With new polls in Massachusetts giving Republican Scott Brown the edge in the Senate race against Martha Coakley, a number of analysts are starting to calculate the market implications if the Democrats lose their 60-vote majority in the Senate.

"I think you can make a pretty good argument that health care might be dead," Rep. Anthony Weiner (D-NY) told MSNBC this morning. "I think it's going to be very hard to ask us in the House to take the Senate bill when everyone acknowledges it was a worse bill. Everyone said the only reason we were passing the Senate bill was to move the ball forward." 

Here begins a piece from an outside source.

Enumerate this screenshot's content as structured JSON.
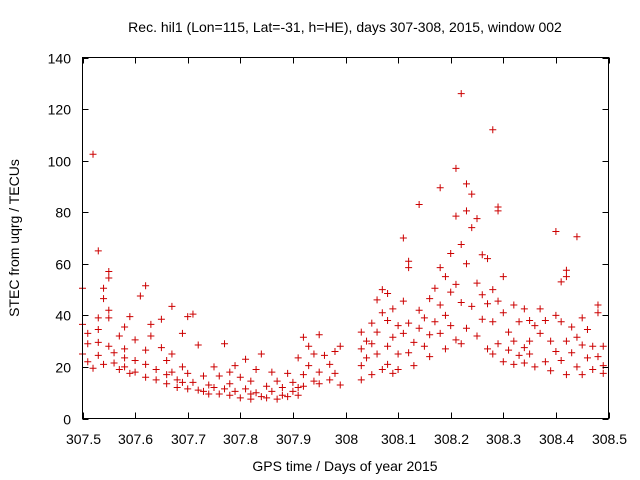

That could be good news for investors in managed care companies, which faced some deep cuts to their Medicare programs. But it places biotech in an awkward position. While Obama reportedly recently kicked back against a provision in the reform bill laying out 12 years of protected status for biologics, a solid majority of lawmakers in both parties have lined up for it. A bill that includes such a provision is virtually a dream scenario for the biotech industry, which had faced calls for a much shorter length of data protection from leading lawmakers like Rep. Henry Waxman (D-CA).

If reform goes through now, biotech gets what it has wanted all along. If reform founders, that very expensive debate could start all over again. And there are no guarantees that the industry will hang on to 12 years of protected status.